New Web Tool: Transcriptions and Annotations for Manuscript Research
10 June 2025

Photo: CSMC
TAMAR, a new web tool providing transcriptions and visualisations of Biblia pauperum manuscripts, enhances access, research, and teaching. The tool can also be used for other research projects.
During the late Middle Ages, European manuscript culture underwent significant change. As urban, educated elites grew in number and influence, they wanted books in their own languages rather than only in Latin, leading to translations, rewritings, and new ways of organising and illustrating texts. Large, multi-text manuscripts — sometimes called ‘one-volume libraries’ —collected many different works, such as the Biblia Pauperum, for religious education and general knowledge, especially in German-speaking regions. In a project entitled ‘Reframing Old Contents for New Readers in Late-Medieval German One-Volume Libraries’ (FNT08), Hanna Wimmer and Malena Ratzke investigated how this book culture evolved, and how manuscripts influenced, and were influenced by, emerging print technologies.

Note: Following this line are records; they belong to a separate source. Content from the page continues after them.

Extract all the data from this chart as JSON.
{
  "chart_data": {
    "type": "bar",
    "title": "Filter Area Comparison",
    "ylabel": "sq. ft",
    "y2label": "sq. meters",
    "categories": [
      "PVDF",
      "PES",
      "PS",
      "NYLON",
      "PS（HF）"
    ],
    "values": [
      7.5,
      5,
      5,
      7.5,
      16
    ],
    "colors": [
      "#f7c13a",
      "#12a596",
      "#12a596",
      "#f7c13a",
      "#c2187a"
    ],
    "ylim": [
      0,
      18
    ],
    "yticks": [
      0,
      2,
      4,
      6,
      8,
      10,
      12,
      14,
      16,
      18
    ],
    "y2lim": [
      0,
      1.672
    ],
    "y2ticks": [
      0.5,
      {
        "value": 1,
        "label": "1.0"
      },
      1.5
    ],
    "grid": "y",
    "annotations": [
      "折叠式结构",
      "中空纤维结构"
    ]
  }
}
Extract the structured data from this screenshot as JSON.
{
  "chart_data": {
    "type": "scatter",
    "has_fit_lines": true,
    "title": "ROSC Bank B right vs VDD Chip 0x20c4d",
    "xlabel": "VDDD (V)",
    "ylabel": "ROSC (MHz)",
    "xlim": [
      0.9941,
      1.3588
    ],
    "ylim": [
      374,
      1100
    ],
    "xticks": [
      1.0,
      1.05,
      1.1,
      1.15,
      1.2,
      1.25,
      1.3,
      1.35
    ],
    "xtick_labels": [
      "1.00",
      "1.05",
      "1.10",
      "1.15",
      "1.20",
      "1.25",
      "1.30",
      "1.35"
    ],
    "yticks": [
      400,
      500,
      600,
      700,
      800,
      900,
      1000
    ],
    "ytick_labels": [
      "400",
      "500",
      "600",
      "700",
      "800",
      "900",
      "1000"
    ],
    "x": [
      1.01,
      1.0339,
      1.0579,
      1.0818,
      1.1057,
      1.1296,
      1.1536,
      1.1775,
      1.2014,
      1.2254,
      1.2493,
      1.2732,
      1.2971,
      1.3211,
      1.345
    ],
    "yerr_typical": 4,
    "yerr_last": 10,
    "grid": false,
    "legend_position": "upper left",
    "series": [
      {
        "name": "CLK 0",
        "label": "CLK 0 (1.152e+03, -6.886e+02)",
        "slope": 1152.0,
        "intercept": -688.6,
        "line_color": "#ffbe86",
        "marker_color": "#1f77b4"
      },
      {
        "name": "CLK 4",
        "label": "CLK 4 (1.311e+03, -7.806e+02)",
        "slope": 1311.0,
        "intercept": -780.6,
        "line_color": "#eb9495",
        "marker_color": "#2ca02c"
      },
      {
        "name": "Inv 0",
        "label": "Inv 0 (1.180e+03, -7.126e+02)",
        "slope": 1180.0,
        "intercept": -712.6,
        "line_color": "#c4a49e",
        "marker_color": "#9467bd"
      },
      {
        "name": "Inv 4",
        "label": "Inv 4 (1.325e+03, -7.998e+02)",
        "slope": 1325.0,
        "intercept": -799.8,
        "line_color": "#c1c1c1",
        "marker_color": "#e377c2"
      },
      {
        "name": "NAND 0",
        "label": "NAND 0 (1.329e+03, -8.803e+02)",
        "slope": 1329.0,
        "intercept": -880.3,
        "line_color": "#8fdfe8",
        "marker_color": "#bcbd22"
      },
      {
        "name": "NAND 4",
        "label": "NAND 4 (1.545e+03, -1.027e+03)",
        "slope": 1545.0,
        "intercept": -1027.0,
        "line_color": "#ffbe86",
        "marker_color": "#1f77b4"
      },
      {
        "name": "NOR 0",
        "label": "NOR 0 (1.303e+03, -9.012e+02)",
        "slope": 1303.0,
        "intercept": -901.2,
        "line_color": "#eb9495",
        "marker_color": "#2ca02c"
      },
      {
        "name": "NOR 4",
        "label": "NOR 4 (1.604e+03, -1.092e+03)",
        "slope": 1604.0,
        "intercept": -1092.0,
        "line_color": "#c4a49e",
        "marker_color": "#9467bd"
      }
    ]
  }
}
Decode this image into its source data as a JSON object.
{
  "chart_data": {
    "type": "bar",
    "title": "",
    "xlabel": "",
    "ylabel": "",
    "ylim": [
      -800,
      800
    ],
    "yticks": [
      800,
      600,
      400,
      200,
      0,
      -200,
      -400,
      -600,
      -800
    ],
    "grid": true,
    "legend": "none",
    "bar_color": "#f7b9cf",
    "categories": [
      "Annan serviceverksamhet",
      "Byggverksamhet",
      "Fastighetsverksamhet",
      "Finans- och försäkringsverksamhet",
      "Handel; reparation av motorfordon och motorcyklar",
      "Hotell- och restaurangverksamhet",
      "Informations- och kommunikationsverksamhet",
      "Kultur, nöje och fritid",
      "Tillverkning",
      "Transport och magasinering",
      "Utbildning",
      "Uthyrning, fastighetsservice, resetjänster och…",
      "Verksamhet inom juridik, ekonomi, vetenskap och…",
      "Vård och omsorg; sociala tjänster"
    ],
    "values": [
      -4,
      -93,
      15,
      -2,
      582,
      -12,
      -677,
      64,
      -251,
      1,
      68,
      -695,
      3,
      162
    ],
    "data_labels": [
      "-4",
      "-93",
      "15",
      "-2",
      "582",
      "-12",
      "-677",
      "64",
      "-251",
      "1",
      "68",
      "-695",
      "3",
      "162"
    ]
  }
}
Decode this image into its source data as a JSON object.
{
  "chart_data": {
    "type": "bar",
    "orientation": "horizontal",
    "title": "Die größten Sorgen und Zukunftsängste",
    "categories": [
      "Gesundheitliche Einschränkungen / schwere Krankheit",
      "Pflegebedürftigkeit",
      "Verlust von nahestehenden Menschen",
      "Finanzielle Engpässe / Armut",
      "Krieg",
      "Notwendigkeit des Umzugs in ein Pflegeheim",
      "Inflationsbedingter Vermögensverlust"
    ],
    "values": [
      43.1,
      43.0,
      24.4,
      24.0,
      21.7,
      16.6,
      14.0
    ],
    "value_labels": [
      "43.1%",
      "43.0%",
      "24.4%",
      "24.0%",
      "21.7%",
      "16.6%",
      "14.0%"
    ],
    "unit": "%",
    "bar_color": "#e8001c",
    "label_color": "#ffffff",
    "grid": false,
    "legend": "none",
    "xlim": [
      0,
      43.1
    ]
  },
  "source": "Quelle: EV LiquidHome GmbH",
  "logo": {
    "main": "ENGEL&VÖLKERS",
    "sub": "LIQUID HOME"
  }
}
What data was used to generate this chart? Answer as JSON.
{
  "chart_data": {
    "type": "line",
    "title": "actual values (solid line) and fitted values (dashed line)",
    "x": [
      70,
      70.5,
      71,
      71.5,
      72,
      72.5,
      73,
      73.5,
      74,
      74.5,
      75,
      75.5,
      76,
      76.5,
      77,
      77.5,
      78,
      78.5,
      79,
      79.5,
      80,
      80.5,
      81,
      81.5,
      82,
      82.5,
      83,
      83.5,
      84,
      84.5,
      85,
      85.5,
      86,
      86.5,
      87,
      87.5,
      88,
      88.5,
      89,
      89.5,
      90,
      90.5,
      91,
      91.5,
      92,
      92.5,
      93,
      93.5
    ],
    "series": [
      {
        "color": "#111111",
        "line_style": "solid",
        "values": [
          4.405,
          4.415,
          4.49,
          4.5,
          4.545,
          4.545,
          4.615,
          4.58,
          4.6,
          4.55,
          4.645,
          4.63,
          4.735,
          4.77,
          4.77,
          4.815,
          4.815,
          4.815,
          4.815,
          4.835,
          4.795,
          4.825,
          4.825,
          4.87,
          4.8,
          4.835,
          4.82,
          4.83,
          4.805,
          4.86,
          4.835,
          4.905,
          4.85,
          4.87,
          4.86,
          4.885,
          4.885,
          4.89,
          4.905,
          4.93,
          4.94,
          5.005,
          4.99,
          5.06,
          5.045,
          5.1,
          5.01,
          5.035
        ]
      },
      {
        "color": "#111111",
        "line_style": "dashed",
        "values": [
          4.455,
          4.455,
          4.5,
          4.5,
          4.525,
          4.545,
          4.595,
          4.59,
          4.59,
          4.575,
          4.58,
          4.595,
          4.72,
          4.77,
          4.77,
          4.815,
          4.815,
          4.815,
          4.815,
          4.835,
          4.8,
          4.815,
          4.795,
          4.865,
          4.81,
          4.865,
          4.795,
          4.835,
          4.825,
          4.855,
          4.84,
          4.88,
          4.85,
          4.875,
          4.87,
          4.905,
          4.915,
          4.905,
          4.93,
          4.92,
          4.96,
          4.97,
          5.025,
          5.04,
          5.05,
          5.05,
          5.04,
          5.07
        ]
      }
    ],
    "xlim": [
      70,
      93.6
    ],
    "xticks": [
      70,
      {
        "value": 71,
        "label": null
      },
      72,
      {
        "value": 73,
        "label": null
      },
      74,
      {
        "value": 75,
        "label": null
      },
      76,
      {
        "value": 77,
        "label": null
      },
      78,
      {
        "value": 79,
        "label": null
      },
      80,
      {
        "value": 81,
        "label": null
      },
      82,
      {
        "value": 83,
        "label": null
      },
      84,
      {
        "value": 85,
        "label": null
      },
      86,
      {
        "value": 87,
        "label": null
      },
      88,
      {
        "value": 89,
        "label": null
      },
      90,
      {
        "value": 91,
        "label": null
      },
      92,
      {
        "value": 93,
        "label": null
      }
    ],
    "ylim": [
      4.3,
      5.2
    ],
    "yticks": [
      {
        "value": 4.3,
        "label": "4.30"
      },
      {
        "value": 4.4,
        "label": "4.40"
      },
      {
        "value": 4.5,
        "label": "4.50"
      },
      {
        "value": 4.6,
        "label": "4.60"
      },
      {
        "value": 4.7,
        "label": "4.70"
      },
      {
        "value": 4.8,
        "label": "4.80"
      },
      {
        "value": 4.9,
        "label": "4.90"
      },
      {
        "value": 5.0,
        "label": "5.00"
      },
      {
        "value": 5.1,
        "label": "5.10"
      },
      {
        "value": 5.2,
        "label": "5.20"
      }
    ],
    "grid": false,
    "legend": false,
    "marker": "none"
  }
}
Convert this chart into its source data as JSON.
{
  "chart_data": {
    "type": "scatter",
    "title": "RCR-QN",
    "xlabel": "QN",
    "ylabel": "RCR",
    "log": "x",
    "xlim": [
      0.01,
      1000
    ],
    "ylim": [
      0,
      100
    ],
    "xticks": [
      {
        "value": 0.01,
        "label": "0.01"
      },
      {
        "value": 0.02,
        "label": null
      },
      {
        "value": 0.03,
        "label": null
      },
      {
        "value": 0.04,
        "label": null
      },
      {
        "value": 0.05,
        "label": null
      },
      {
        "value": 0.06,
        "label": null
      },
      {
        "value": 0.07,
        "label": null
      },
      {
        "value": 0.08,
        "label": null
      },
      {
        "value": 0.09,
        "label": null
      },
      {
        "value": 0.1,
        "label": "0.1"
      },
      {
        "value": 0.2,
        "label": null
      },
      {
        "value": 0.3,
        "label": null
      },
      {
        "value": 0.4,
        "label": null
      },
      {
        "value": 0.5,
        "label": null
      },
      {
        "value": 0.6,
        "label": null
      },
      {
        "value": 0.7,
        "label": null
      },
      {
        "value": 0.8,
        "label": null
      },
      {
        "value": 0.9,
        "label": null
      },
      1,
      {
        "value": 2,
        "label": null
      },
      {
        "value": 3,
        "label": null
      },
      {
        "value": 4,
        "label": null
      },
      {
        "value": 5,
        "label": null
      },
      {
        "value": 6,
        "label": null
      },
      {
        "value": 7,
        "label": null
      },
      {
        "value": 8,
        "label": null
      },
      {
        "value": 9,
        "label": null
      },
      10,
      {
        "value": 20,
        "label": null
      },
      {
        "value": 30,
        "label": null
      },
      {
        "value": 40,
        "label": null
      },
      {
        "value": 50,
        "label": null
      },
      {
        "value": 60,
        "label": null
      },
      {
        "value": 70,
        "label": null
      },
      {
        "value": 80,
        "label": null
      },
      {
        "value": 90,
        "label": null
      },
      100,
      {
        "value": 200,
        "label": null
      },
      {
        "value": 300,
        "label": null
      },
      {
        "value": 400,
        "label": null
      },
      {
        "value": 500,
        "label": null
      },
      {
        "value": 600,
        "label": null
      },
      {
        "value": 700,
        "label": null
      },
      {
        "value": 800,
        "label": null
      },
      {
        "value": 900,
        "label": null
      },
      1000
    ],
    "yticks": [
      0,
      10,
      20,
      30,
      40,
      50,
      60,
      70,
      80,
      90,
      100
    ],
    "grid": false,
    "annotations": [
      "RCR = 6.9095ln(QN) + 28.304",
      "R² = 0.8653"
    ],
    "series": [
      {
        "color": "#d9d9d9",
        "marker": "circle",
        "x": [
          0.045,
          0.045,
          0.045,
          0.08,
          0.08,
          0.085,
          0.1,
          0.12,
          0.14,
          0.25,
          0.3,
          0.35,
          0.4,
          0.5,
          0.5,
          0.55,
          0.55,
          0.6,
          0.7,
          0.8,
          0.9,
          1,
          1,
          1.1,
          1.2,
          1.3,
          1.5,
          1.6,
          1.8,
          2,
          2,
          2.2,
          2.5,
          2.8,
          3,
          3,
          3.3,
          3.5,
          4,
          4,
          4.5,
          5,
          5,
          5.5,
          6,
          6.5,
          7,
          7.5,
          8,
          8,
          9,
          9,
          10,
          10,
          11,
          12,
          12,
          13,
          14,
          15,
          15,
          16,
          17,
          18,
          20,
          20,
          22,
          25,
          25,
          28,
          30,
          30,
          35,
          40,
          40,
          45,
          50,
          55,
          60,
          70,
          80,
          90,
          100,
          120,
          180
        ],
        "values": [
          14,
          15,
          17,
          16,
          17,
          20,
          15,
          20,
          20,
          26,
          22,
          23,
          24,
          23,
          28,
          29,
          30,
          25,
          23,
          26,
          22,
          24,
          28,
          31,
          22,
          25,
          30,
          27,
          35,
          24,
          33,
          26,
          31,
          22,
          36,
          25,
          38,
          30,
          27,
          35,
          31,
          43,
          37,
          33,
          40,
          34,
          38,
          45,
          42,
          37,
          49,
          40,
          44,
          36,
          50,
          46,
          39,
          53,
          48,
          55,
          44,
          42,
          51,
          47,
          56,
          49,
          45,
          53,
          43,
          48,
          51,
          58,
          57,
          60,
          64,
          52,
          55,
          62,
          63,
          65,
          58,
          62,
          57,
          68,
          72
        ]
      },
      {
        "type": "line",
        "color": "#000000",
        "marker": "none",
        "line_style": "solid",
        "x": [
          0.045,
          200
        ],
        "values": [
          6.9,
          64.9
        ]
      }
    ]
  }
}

In collaboration with ‘Data Linking’ (Research Field F), in particular with Ralf Möller and Stefan Thiemann, this project developed the web application TAMAR (Transcriptions & Annotations for Manuscript Research), which has recently been published. TAMAR is a collection of working transcriptions of selected passages from Biblia pauperum manuscripts, which are stored as a dataset in the research data repository of the University of Hamburg and can be visualised in a browser.
The application is intended to facilitate work with the Biblia Pauperum in both research and teaching: It visualises transcriptions from the Biblia pauperum in direct connection with the digitised version of the respective manuscript page, allowing researchers to trace how the visual organisation of the pages changed over time, especially with regard to their transmission in multiple-text manuscripts. Moreover, TAMAR allows students to engage in scholarly work on medieval literature and art and to develop palaeographic skills.
Until now, access to the Biblia pauperum tradition has been anything but easy. There are no scholarly editions in either digital or analogue form, and transcriptions of individual manuscripts have often been published in expensive facsimile editions or monographs that have long been out of print. Many of the manuscripts, however, are available in digital form.
In addition to the web version, there is a version of TAMAR that can be opened with a special CSMC online previewer. This ensures long-term availability and reliable citation in accordance with the FAIR principles of research data management. It also enables broad use in various application scenarios for which TAMAR is also suitable, such as the visualisation of measurement data from materials science investigations of written artefacts.